Что не сделал отец с огромными его возможностями, сделала мать, у которой не было связей, ничего у нее не было. И ведь она не одобряла его, он видел, если бы его забрали на фронт, она, жалея его и любя, приняла бы это как должное. Что-то незнакомое до этих пор, покорность высшей силе, которая в общей беде уравнивала ее со всеми, сделала ее другой. Но и сказать ему: «Иди, воюй!» — она не могла. И вместе с ним прошла весь позорный его путь, о котором он никогда не вспоминал и никому не рассказывал. Это со временем и отдалило его от матери.
Ночью на вокзале их пустили в санитарный поезд. Как мать умоляла начальника поезда, как умолила его, он не знал, но их пустили с их вещичками, среди ночи в тесном купе под стук колес кормили горячим борщом, и был вкусен этот борщ с кроваво-красными от свеклы кусками мяса, кажется, ничего вкуснее в жизни своей он не едал. А после страшно мучился животом, в воспаленном его кишечнике ничего не задерживалось.
Один раз он осмелился, вылез из купе, прошелся по вагонам. С верхней полки свесилась круглая голова, остриженная под машинку.
— Герой! Ты чего не на фронте?
Раненый был его ровесник, а может, и моложе его; грудь замотана бинтами, рука в гипсе. В подрагивающем на ходу поезда солнечном луче золотилась пробившаяся щетинка на крепком подбородке, на смуглых скулах, и светлые глаза набрякли оттого, что свесился сверху, оттуда смотрел. «Я был там!» — хотелось сказать Жене, но почувствовал, как лживо это здесь прозвучит. И голос блудливо завилял.
— Вот еду призываться…
— Призываться… Играться! Защитничек…
Больше он не вылезал из купе и только поражался, что временами в вагоне раздается смех, не обходили они вниманием и сестричек, а о борще, который разносили в обед, говорили больше, чем о фронте. Наверное, они были примитивно устроены, не способны осмыслять происходящее, ту беду, которая нависла над страной.
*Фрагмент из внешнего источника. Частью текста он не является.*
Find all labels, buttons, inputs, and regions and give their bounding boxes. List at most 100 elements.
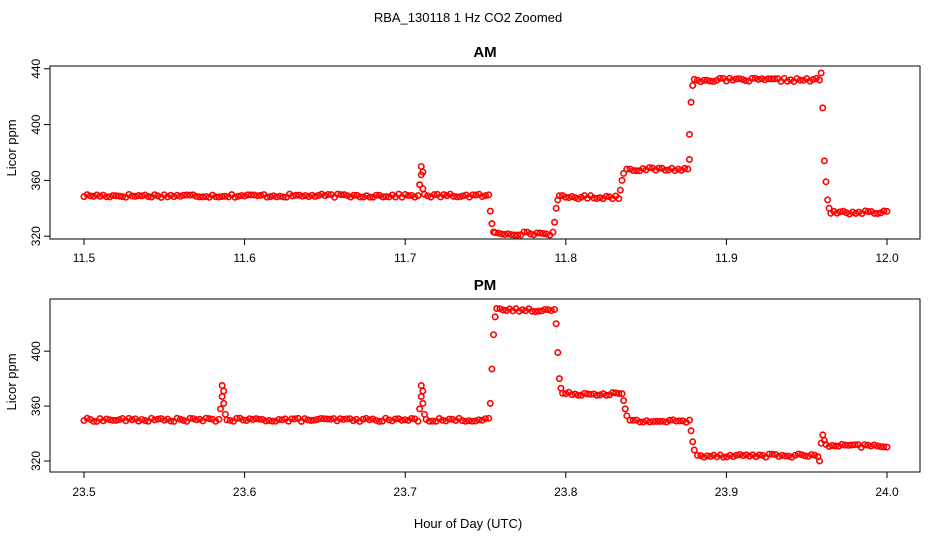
data-point: [636, 418, 644, 426]
data-point: [276, 192, 284, 200]
data-point: [292, 191, 300, 199]
data-point: [676, 417, 684, 425]
y-tick-label: 400: [29, 114, 43, 134]
panel-pm-points: [80, 304, 891, 465]
data-point: [469, 191, 477, 199]
data-point: [555, 375, 563, 383]
data-point: [775, 452, 783, 460]
data-point: [746, 452, 754, 460]
data-point: [618, 176, 626, 184]
y-tick-label: 400: [29, 341, 43, 361]
data-point: [666, 416, 674, 424]
data-point: [247, 191, 255, 199]
data-point: [414, 417, 422, 425]
data-point: [440, 191, 448, 199]
data-point: [401, 416, 409, 424]
data-point: [867, 442, 875, 450]
data-point: [192, 192, 200, 200]
x-tick-label: 23.7: [394, 485, 418, 499]
x-tick-label: 11.8: [555, 251, 578, 265]
data-point: [183, 191, 191, 199]
panel-pm-ylabel: Licor ppm: [4, 353, 19, 410]
data-point: [196, 193, 204, 201]
data-point: [304, 416, 312, 424]
data-point: [685, 155, 693, 163]
data-point: [93, 191, 101, 199]
data-point: [83, 414, 91, 422]
data-point: [255, 415, 263, 423]
data-point: [398, 416, 406, 424]
data-point: [646, 418, 654, 426]
data-point: [215, 415, 223, 423]
data-point: [528, 307, 536, 315]
data-point: [202, 193, 210, 201]
data-point: [414, 192, 422, 200]
data-point: [382, 193, 390, 201]
data-point: [128, 192, 136, 200]
data-point: [707, 452, 715, 460]
data-point: [340, 191, 348, 199]
data-point: [160, 416, 168, 424]
data-point: [602, 192, 610, 200]
data-point: [874, 210, 882, 218]
data-point: [151, 416, 159, 424]
data-point: [848, 441, 856, 449]
data-point: [439, 416, 447, 424]
data-point: [262, 417, 270, 425]
data-point: [288, 415, 296, 423]
data-point: [456, 193, 464, 201]
data-point: [119, 193, 127, 201]
data-point: [365, 416, 373, 424]
data-point: [486, 399, 494, 407]
data-point: [685, 130, 693, 138]
data-point: [173, 414, 181, 422]
data-point: [742, 77, 750, 85]
data-point: [584, 390, 592, 398]
x-tick-label: 12.0: [875, 251, 899, 265]
data-point: [356, 193, 364, 201]
data-point: [417, 381, 425, 389]
data-point: [273, 193, 281, 201]
data-point: [735, 75, 743, 83]
data-point: [337, 191, 345, 199]
data-point: [539, 229, 547, 237]
data-point: [459, 192, 467, 200]
data-point: [778, 451, 786, 459]
data-point: [231, 193, 239, 201]
data-point: [609, 389, 617, 397]
data-point: [791, 451, 799, 459]
data-point: [475, 416, 483, 424]
data-point: [307, 417, 315, 425]
data-point: [131, 192, 139, 200]
data-point: [408, 414, 416, 422]
data-point: [385, 416, 393, 424]
data-point: [552, 204, 560, 212]
data-point: [270, 192, 278, 200]
data-point: [726, 451, 734, 459]
data-point: [324, 191, 332, 199]
data-point: [128, 416, 136, 424]
data-point: [520, 228, 528, 236]
data-point: [880, 207, 888, 215]
data-point: [659, 417, 667, 425]
data-point: [820, 157, 828, 165]
x-tick-label: 11.6: [233, 251, 256, 265]
data-point: [416, 405, 424, 413]
data-point: [404, 192, 412, 200]
data-point: [700, 453, 708, 461]
data-point: [417, 392, 425, 400]
data-point: [655, 164, 663, 172]
data-point: [141, 417, 149, 425]
data-point: [612, 389, 620, 397]
data-point: [771, 75, 779, 83]
data-point: [554, 349, 562, 357]
data-point: [809, 76, 817, 84]
data-point: [672, 417, 680, 425]
data-point: [379, 193, 387, 201]
data-point: [237, 192, 245, 200]
data-point: [501, 230, 509, 238]
data-point: [275, 415, 283, 423]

И был потом бесконечный путь вверх по Каме. Пароход, набитый беженцами, шлепал по реке, темная холодная вода заплескивалась на палубу, встречный ветер обдавал пресными брызгами. И среди узлов, среди вещей — замотанные, закутанные от холода люди: сидят, лежат, спят, сжавшись. И этот кудлатый крепкий старик, положив чемодан на колени, закусывает на спеша, как на столе:
— Чего отступаем? Жиды с фронта бегут!
На глазах голодных людей, он резал ножичком вареное мясо, розоватое внутри, вволю отрезал себе хлеба, сочно грыз луковицу.
— Да я первый палку возьму и его, подлеца…
Он закашлялся, подавившись, заперхал, заперхал крошками, а Жене Усватову и тех крошек, вылетавших у него изо рта, было жаль, так он изголодался, обессилел весь. От вида мяса, от запаха хлеба и лука все его нутро воспаленное изнывало, сжималось больно.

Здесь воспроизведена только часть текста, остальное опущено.